Data
Integrity
Integrity constraints over relations
A database is only as good as the information stored
in it
A DBMS must help prevent the entry of incorrect
information
An integrity constraint is a condition
specified on the schema that restricts the data that can be stored
Integrity constraints are specified when you create
tables in using SQLs Data Definition Language (DDL)
Types of Integrity constrains
Application based constraints
(semantic integrity constraints)
Schema-based Constraints
(can be specified in the DDL)
Types of general constraints
Domain Constraintmust be atomic values
Key
Constraint
Entity
Integrity Constraint
Referential
Integrity Constraint
Key Constraints
First we need to look at types of keys
Superkey
Any set of attributes in a relation that make a tuple
unique
Candidate key
Primary Key
Foreign Key
Formal definition of Candidate Key
Let R be a relation with attributes A1,
A2,...,An.
Let K (the candidate key) be a set of attributes of R;
K = {Ai,
Aj,...,Ak}
K is a
candidate key of R if and only if the following two properties are
satisfied:
Uniqueness - At any given time, no two tuples of R have
the same value for Ai,
Aj,..., and Ak.
Minimality - None of Ai,
Aj,...Ak
can be discarded from K without destroying the uniqueness property.
These two properties must be time independent.
Primary key
Choosing a
primary key from the candidate keys is arbitrary
Primary keys are the only tuple-level addressing
mechanism within the relation model.
Key integrity constraint states that
a tuple must have a Primary
Key that
is unique and minimal
Entity integrity constraint states that
the Primary Key must not be NULL
All DBMS support this constraint
These constraints are specified on individual
relations.
Foreign key
Specifies a
constraint between two relations
Formal definition of a
Foreign Key
Foreign Key is a set of attributes
FK = {A1, A2,...An}
FK is a foreign
key of R1 if it satisfies two rules:
1. FK has the same domain as the PRIMARY
KEY of R2
We
say FK refers to the relation R2
2. A value of FK must occur as a value of
the PRIMARY KEY
or the FK may be NULL.
Note about foreign keys:
The foreign key must refer to a primary key; they must
have the same domain.
The foreign key does not have to be a primary key.
The foreign key can be NULL.
A foreign key can refer to its own relation.
R1 and R2 need not be distinct.
You must specify two things for a foreign key:
1) the attribute name(s)
2) the relation to which it
refers.
Foreign to
primary key matches represent the glue that holds the database together.
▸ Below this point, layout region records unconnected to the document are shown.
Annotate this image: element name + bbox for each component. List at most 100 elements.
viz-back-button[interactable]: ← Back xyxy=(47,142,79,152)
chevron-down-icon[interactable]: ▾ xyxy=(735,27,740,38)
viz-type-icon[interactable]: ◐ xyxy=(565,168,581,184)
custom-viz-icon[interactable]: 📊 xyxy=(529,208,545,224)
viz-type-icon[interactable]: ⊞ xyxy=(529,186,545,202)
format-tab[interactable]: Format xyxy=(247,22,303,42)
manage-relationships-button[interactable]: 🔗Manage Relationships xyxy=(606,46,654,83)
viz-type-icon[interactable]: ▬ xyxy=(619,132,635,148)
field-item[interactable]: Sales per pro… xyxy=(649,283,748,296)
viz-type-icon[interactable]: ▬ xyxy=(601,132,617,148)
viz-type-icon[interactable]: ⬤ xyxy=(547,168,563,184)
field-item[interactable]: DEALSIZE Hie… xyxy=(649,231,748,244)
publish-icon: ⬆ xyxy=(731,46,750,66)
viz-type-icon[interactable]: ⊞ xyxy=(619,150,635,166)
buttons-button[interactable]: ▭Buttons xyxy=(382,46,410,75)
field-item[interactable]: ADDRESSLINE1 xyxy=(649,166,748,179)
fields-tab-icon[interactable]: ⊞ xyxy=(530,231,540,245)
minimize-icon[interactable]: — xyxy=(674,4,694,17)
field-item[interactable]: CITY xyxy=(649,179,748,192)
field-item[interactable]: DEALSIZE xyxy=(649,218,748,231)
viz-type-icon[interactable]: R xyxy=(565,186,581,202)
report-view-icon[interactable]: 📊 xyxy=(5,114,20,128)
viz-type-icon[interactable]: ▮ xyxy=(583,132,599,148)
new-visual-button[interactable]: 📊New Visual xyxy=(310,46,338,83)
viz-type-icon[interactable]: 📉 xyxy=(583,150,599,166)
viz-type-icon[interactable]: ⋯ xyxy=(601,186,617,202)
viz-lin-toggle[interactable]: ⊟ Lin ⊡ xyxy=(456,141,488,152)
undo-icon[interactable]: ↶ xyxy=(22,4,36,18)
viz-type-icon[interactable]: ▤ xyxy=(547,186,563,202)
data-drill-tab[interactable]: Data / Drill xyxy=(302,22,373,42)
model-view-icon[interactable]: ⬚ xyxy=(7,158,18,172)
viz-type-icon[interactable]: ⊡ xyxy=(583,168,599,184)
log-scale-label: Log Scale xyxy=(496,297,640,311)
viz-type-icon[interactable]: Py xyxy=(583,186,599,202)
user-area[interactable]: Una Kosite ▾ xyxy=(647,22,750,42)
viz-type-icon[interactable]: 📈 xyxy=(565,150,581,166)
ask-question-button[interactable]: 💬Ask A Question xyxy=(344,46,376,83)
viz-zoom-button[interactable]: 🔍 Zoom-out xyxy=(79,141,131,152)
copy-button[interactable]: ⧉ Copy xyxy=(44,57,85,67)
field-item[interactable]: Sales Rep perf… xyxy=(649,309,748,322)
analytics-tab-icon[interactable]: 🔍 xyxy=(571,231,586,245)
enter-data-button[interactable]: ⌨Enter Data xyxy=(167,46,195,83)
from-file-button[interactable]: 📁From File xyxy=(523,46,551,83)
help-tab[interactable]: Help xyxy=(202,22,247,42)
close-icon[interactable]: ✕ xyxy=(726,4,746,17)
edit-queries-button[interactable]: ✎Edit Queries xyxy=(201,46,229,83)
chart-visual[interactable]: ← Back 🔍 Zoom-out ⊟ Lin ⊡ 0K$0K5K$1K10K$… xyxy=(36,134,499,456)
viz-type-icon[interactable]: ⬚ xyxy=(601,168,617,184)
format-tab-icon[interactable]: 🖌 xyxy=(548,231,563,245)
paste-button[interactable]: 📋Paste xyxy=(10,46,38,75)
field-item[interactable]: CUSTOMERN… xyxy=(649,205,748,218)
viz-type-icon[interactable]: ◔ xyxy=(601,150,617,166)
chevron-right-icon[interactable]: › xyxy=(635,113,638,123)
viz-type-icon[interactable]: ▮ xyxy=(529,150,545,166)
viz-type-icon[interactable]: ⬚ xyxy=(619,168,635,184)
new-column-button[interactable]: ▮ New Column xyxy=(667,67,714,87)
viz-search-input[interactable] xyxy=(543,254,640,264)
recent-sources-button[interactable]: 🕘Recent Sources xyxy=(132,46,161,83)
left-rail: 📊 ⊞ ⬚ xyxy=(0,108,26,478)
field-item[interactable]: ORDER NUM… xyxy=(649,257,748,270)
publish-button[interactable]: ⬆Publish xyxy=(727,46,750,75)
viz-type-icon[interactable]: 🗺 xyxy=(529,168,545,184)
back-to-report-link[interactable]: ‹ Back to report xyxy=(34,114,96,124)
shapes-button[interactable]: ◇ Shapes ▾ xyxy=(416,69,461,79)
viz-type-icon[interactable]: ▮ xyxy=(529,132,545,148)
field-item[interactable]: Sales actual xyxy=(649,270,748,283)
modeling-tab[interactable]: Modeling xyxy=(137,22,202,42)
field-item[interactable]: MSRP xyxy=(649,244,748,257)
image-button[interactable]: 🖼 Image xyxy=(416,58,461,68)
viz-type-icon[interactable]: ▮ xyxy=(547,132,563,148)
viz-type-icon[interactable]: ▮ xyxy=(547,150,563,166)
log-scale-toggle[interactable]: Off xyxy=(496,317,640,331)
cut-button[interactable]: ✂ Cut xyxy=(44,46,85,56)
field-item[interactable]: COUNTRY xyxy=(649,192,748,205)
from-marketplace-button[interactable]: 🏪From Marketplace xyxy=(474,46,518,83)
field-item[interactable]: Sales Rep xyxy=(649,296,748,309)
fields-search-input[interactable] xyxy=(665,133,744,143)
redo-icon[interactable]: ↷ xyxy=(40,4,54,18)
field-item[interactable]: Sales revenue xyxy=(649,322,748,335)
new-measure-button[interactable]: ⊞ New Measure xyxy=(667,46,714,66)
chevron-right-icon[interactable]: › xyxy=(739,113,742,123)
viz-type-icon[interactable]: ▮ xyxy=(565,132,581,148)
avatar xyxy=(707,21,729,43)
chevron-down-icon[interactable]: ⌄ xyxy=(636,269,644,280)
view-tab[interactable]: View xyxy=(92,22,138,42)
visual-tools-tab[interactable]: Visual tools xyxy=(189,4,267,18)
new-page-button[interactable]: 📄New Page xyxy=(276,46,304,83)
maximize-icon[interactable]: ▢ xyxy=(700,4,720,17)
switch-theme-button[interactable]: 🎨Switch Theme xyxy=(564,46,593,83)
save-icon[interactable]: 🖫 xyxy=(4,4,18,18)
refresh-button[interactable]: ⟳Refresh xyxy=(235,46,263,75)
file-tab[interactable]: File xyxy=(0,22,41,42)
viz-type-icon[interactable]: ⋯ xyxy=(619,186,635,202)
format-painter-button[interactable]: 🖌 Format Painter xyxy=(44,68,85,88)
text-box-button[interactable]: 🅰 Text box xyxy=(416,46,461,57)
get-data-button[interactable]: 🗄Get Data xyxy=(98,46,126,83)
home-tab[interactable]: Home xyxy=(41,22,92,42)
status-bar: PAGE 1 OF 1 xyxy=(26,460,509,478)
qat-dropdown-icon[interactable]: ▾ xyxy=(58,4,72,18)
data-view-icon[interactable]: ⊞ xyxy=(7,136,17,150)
Look at the foreign keys in company DB.
The Company Database foreign keys
dept_location.dnumber references department
department.mgrssn
references employee
works_on.essn references employee
works_on.pno references project
project.dnum references department
dependent.essn references employee
employee.dno
references department
employee.superssn
references employee
Summary of constraints on a Relational
Database
Domain
Constraint
The value of each attribute A must be an atomic value
from the domain for that attribute.
Key Constraint
A primary key must be unique and minimal.
Entity
Integrity Constraint
No primary key value can be NULL
Referential
Integrity Constraint
The value of a foreign key must match a value of the
primary key in the relation to which it refers.
Constraints
violations caused by data manipulation
Manipulation is divided into retrievals or updates
Since retrievals
dont change anything, they do not violate constraints
There are three basic update operations:
Insert a tuple or tuples
Can
violate any of the four types of constraints
Delete a tuple or tuples
Can
modify only the referential integrity constraint
Modify a tuple or tuples
Usually
the only problems occur when a primary or foreign key is modified.
Violations?
Tell which
constraint they violate, if any. Choices:
Key ConstraintA primary key must be unique and minimal.
Entity
Integrity Constraint No primary key
value can be NULL
Referential Integrity Constraint Foreign key violation
Insert <'Product A', 4, 'Belaire',
2> into project
Update the DNO of the employee tuple
with ssn = 999887777 to 7.
Update the ssn of the employee tuple with ssn = 999887777 to 987654321
Delete the works_on tuple with essn=999887777 and pno = 10.
Insert <Production', 4, '943775543'',
'01-oct-88'> into department
Delete the employee tuple with ssn = '987654321'.
Insert
<'453453453', 'John', 'M', '12-dec-60', 'spouse'> into dependent.
Delete the project tuple with pno = 10
What if updates violate the integrity
constraints?
Two choices:
1) Reject the operation that would result in an
illegal state.
2) Accept the operation,
cascade the results to keep the DB legal.